John McMillen | Portfolio Manager

Learn what matters - and what doesn't - when building a sound investment strategy.

The Dangers of Style Drift

July 2008

Mutual funds are classified based on the type of investments they hold – large or small, growth or value, foreign or domestic, etc. Because all such market segments will move in and out of favor over time, and it is impossible to tell when this will happen, creating a well-diversified portfolio is of paramount importance.

As numerous studies have shown, a portfolio’s asset allocation will account for over 90% of its return. It is therefore vitally important for investors to be able to control this single factor if they wish to have any reasonable control over the portfolio’s performance characteristics.

While mutual funds in theory make great tools for creating a well-diversified portfolio, retail mutual funds often engage in a practice known as “style drift” that can make it very hard to create a precisely allocated portfolio. Style drift occurs when a fund’s exposure to its stated investment objective changes, such as when a fund that has an objective stated as “Large Growth” begins to shift a significant portion over to, say, Large Value.

There are many reasons why this might occur, but the most common is when a fund’s investment style cycles out of favor and the fund manager starts feeling pressure to boost returns. This happened with many value funds in the late 1990s, when value stocks were posting flat returns while growth stocks soared to the tune of 30% annually.
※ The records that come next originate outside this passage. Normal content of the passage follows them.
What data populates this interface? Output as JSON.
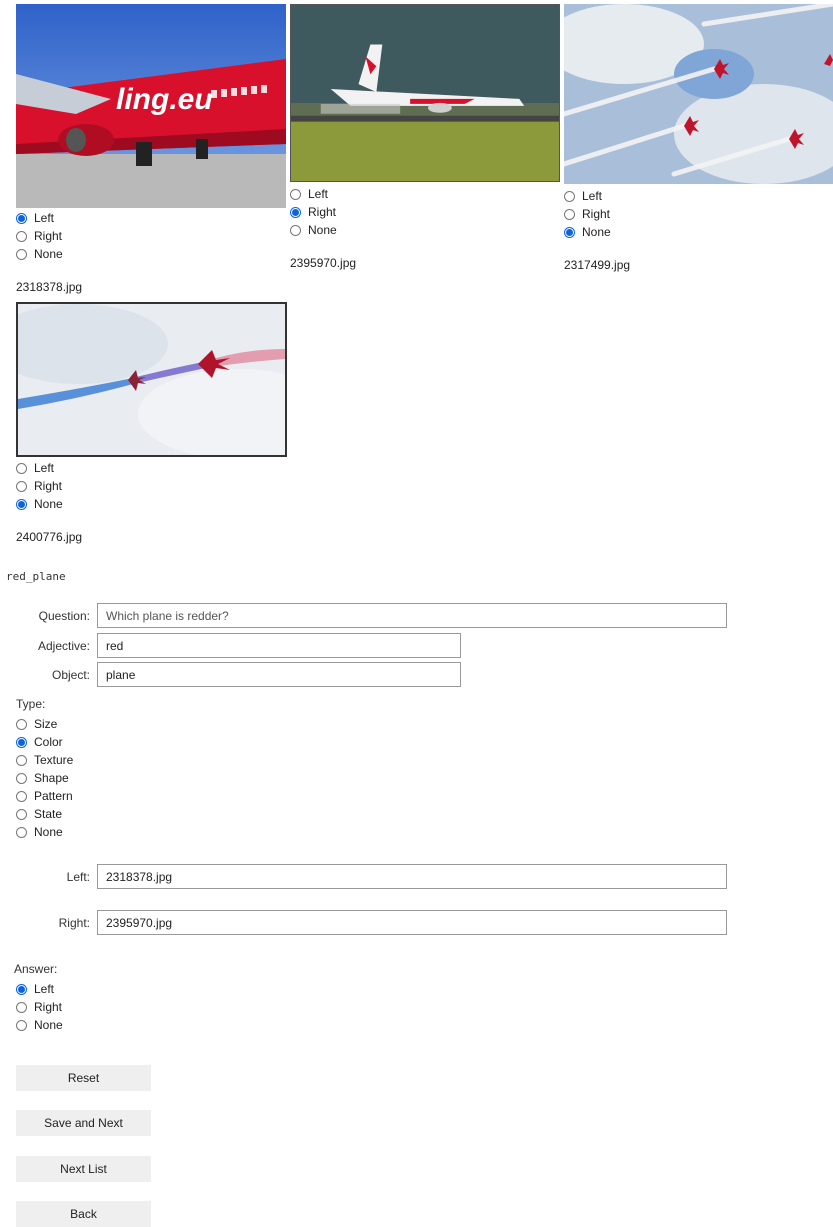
{
  "images": [
    {
      "filename": "2318378.jpg",
      "thumb_text": "ling.eu",
      "selection": "Left",
      "options": [
        "Left",
        "Right",
        "None"
      ]
    },
    {
      "filename": "2395970.jpg",
      "selection": "Right",
      "options": [
        "Left",
        "Right",
        "None"
      ]
    },
    {
      "filename": "2317499.jpg",
      "selection": "None",
      "options": [
        "Left",
        "Right",
        "None"
      ]
    },
    {
      "filename": "2400776.jpg",
      "selection": "None",
      "options": [
        "Left",
        "Right",
        "None"
      ]
    }
  ],
  "list_name": "red_plane",
  "form": {
    "question_label": "Question:",
    "question_placeholder": "Which plane is redder?",
    "adjective_label": "Adjective:",
    "adjective_value": "red",
    "object_label": "Object:",
    "object_value": "plane",
    "type_label": "Type:",
    "type_options": [
      "Size",
      "Color",
      "Texture",
      "Shape",
      "Pattern",
      "State",
      "None"
    ],
    "type_selected": "Color",
    "left_label": "Left:",
    "left_value": "2318378.jpg",
    "right_label": "Right:",
    "right_value": "2395970.jpg",
    "answer_label": "Answer:",
    "answer_options": [
      "Left",
      "Right",
      "None"
    ],
    "answer_selected": "Left"
  },
  "buttons": {
    "reset": "Reset",
    "save_next": "Save and Next",
    "next_list": "Next List",
    "back": "Back"
  },
  "colors": {
    "accent": "#0b63e4",
    "button_bg": "#efefef"
  }
}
Many value managers began shifting their assets to growth stocks during that time in hopes of joining the party.

This creates a real problem for investors, because if your funds are not adhering to their investment objectives, then how do you know what you’re really invested in?

For example, the table below shows two funds that have experienced style drift over the past 3-years: 

Though both funds clearly display “value” in their names, an investor looking for value exposure may be surprised to know both were actually considered “core” (a sort of middle ground between value and growth) holdings at the start of the analysis. The Calvert Small Cap Value then moved to value, back to core, and is now more of a growth holding than value. The AIM Large Cap Basic Value started as a core holding, moved toward growth and now is where it should have been based on its stated investment objective: value.

It is not difficult to imagine how holding these two investments would cause a portfolio to deviate from its strategic asset allocation. Because these changes are rarely, if ever, announced, it will almost certainly lead to unintended risks.

Though there are many justifications given by fund managers on why they engage in style drift, none supersede the importance of maintaining a precisely diversified portfolio – virtually an impossible task while style drift is occurring. This is why we advocate the use of institutional, asset-class funds and certain Exchange Traded Funds for portfolio construction. Such funds track their targeted asset classes at all times; that means no style drift and no hidden surprises.